Es betrifft die ganze Breite der Kultur: Ob die ersatzlose Streichung der Raubkunst-Kommission und deren Tarnung mittels Gutachten, die so ungefragten wie schwachsinnigen Verschlimmbesserungsvorschläge zu den Bayreuther Festspielen, Stichwort „Hänsel und Gretel“, und ihr baldiges Zurückrudern; die Stiftung Preußischer Kulturbesitz; oder ihr Versagen im Antisemitismusstreit – es geht nicht allein um das Kino. Claudia Roth versagt auf ganzer Linie. Ihr fehlen Geschmack und Gespür, sie ist beratungsresistent. Sie trifft schnelle falsche Entscheidungen und redet sich ohne Not um Kopf und Kragen. Die professionellen Beobachter wie die Hauptstadtbeamten schlagen im Angesicht von Roths erratischem Agieren nur noch die Hände überm Kopf zusammen.
+ + +
Bahnhof Zoo.
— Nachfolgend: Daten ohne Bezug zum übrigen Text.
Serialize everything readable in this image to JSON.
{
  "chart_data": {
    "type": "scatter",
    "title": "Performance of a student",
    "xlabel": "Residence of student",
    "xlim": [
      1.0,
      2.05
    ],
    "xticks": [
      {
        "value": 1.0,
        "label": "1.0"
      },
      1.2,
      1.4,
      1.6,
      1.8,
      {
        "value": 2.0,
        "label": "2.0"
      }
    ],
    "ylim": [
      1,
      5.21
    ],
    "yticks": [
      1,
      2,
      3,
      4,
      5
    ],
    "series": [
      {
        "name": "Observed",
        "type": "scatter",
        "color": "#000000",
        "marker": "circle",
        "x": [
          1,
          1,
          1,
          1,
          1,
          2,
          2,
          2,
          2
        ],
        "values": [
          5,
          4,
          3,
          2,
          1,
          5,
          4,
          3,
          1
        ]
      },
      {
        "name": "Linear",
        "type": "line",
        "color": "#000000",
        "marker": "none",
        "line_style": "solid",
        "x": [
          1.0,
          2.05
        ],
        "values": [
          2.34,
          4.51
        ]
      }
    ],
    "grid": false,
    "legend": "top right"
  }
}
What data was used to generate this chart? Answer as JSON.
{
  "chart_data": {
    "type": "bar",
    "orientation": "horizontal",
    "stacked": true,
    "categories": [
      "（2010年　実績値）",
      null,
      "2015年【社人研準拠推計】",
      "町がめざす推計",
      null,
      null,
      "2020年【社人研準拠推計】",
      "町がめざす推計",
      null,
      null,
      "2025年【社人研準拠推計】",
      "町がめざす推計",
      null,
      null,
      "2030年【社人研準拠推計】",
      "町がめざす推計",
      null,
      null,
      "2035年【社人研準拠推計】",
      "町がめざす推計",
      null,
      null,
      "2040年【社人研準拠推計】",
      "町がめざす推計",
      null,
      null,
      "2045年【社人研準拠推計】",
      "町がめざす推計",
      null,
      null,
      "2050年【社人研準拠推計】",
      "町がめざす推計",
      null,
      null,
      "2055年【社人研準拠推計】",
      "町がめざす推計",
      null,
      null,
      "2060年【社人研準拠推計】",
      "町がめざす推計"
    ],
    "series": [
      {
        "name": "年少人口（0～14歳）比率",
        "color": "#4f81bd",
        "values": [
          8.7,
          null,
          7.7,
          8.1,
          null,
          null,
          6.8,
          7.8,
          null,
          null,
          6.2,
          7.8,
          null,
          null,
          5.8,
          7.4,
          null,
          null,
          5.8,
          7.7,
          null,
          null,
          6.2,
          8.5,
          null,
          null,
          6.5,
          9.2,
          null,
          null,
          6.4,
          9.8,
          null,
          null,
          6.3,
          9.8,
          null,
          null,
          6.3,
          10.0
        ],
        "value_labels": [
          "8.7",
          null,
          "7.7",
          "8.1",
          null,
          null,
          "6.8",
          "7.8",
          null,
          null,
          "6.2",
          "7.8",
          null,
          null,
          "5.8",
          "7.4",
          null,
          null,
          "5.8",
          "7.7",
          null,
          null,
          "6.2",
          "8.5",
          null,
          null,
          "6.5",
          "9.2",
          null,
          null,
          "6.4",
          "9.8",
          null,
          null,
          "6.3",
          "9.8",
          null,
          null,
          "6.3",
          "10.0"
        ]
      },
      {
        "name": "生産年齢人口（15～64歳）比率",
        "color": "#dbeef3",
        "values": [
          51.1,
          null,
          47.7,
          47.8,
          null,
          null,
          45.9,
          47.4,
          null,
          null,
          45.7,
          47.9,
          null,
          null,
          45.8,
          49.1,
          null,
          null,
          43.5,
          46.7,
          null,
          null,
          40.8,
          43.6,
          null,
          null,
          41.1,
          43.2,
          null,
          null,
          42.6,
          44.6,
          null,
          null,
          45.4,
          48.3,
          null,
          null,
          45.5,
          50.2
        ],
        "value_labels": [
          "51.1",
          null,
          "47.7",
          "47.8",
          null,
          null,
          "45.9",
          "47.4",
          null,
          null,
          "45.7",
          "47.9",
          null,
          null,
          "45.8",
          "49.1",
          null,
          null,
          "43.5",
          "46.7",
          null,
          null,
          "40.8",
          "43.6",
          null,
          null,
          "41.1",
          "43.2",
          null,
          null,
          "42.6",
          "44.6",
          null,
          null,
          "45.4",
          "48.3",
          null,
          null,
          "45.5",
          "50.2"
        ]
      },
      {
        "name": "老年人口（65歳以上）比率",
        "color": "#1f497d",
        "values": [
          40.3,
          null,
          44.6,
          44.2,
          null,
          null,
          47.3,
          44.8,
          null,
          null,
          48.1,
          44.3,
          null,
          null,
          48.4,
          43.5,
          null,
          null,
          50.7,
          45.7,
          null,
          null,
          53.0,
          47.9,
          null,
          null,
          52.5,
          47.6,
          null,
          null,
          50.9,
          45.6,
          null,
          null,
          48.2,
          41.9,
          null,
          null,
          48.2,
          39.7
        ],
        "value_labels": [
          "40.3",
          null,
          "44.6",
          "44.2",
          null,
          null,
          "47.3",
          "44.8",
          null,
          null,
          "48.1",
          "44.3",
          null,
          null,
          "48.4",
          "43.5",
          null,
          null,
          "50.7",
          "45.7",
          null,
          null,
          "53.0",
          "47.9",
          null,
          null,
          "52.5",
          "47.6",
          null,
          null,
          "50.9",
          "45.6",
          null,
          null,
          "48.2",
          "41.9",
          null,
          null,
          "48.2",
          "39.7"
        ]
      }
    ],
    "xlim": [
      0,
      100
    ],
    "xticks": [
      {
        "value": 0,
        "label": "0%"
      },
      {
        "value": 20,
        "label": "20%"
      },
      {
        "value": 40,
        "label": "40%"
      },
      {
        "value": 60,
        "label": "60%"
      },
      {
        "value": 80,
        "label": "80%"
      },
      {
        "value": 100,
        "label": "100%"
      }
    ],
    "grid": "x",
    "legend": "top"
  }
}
Ich habe noch nie verstanden, wieso die S-Bahn in diesem langweiligen, hässlichen, uralten, schäbigen, niedrigen S-Bahnhof halten muss und nicht an den fast ungenutzten majestätischen Nachkriegs-Stahlbaugleisen des Bahnhof Zoo-Gebäudes direkt nebenan, da wo früher alle Züge, die nach Westberlin und Ganz-Berlin bis Sommer 2007, ankamen. Aber es ist wie es ist.
Jetzt ein Mal für ein paar Wochen kehrt der Bahnhof Zoo zurück – und das helle lichte
Westberlin-Feeling. Denn die S-Bahn fährt »zwei Wochen« nicht, und aus den »zwei Wochen« sind erwartungsgemäß bereits 17 Tage geworden. In der Zeit übernahm der Regionalexpress die West-Ost-Achse quer durch die Hauptstadt.
Berlin, diese failed city, ist naturgemäß überrascht und dementsprechend vollkommen überfordert von der Tatsache, dass Tausende, nein: Zehntausende, die keine S-Bahn zum Fahren haben, stattdessen auf die Regionalbahn umsteigen. Darum gab es keine zusätzlichen Züge, auch keinen smarten Pendelverkehr, sondern es waren einfach alle Regionalzüge, die sowieso schon fahren, fünfmal so voll, mit entsprechend schlechtgelaunten Menschen, und entsprechend um mindestens zehn Minuten verspätet.